L’intervento del procuratore aggiunto di Bologna. Lucia Russo dal canto suo ha detto: “Nei giorni che condussero all’omicidio, Gualandi si trovava prigioniero di un castello di menzogne da lui stesso costruito. Ma come si vedrà dalle consulenze tecniche sull’arma, non sono state trovate tracce né biologiche né dattiloscopiche di lei, ma solo dell’imputato”. L’imputato, presente in aula per la prima volta, ha sempre sostenuto l’ipotesi dell’incidente, un colpo partito per errore durante una colluttazione. La pm ha inoltre ricostruito la tormentata relazione tra i due spiegando come fosse fortemente squilibrata per l’età e per la vulnerabilità della Stefani fino al tragico epilogo.

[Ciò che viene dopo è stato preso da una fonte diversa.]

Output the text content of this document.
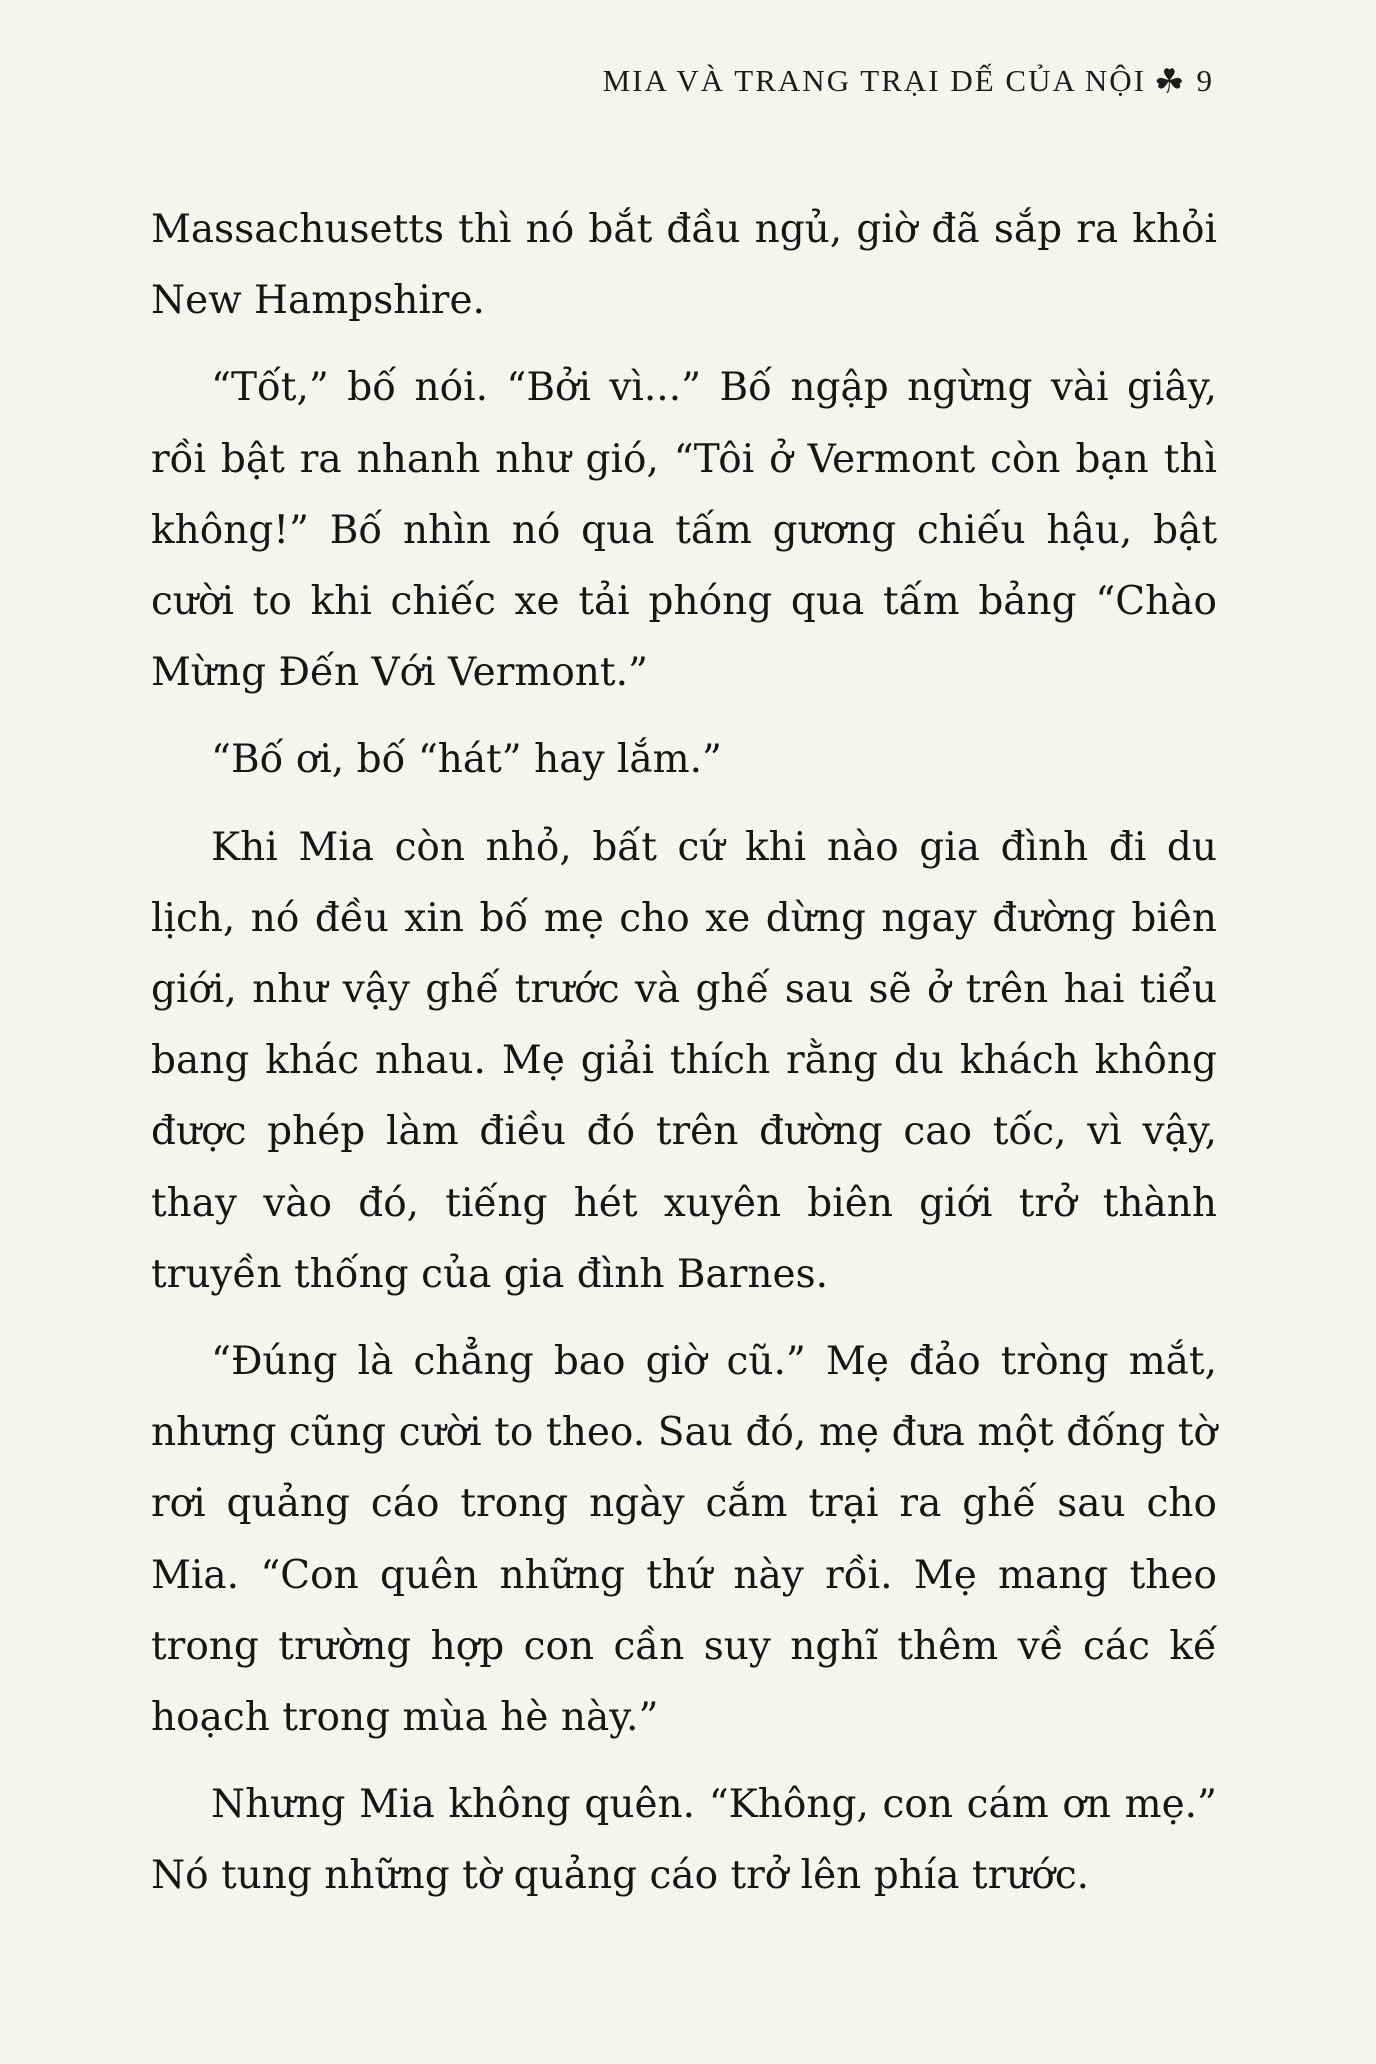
MIA VÀ TRANG TRẠI DẾ CỦA NỘI ☘ 9

Massachusetts thì nó bắt đầu ngủ, giờ đã sắp ra khỏi New Hampshire.

“Tốt,” bố nói. “Bởi vì...” Bố ngập ngừng vài giây, rồi bật ra nhanh như gió, “Tôi ở Vermont còn bạn thì không!” Bố nhìn nó qua tấm gương chiếu hậu, bật cười to khi chiếc xe tải phóng qua tấm bảng “Chào Mừng Đến Với Vermont.”

“Bố ơi, bố “hát” hay lắm.”

Khi Mia còn nhỏ, bất cứ khi nào gia đình đi du lịch, nó đều xin bố mẹ cho xe dừng ngay đường biên giới, như vậy ghế trước và ghế sau sẽ ở trên hai tiểu bang khác nhau. Mẹ giải thích rằng du khách không được phép làm điều đó trên đường cao tốc, vì vậy, thay vào đó, tiếng hét xuyên biên giới trở thành truyền thống của gia đình Barnes.

“Đúng là chẳng bao giờ cũ.” Mẹ đảo tròng mắt, nhưng cũng cười to theo. Sau đó, mẹ đưa một đống tờ rơi quảng cáo trong ngày cắm trại ra ghế sau cho Mia. “Con quên những thứ này rồi. Mẹ mang theo trong trường hợp con cần suy nghĩ thêm về các kế hoạch trong mùa hè này.”

Nhưng Mia không quên. “Không, con cám ơn mẹ.” Nó tung những tờ quảng cáo trở lên phía trước.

La tormentata relazione tra Gualandi e la Stefani. Una relazione che s’interruppe per pochi giorni a fine aprile 2024 perchè la moglie di Gualandi scoprì la tresca. A tal proposito il procuratore aggiunto ha precisato: “L’uomo a quel punto, invece, di ammettere i fatti e assumersi le proprie responsabilità s’inventò che la relazione era conclusa da tempo e che era la giovane donna che continuava a perseguitarlo. Ma a pochi giorni di distanza, il rapporto tra i due amanti riprese nella piena inconsapevolezza della moglie. Inoltre, nella fase che precede l’omicidio, Gualandi assume comportamenti di assoluta doppiezza, mandando alla Stefani messaggi confermativi del rapporto affettivo e sessuale mentre alla moglie, negli stessi minuti, scriveva di essere tormentato da Stefani”. Tradotto: l’uomo sarebbe stato prigioniero del castello di menzogne da lui stesso messo in piedi.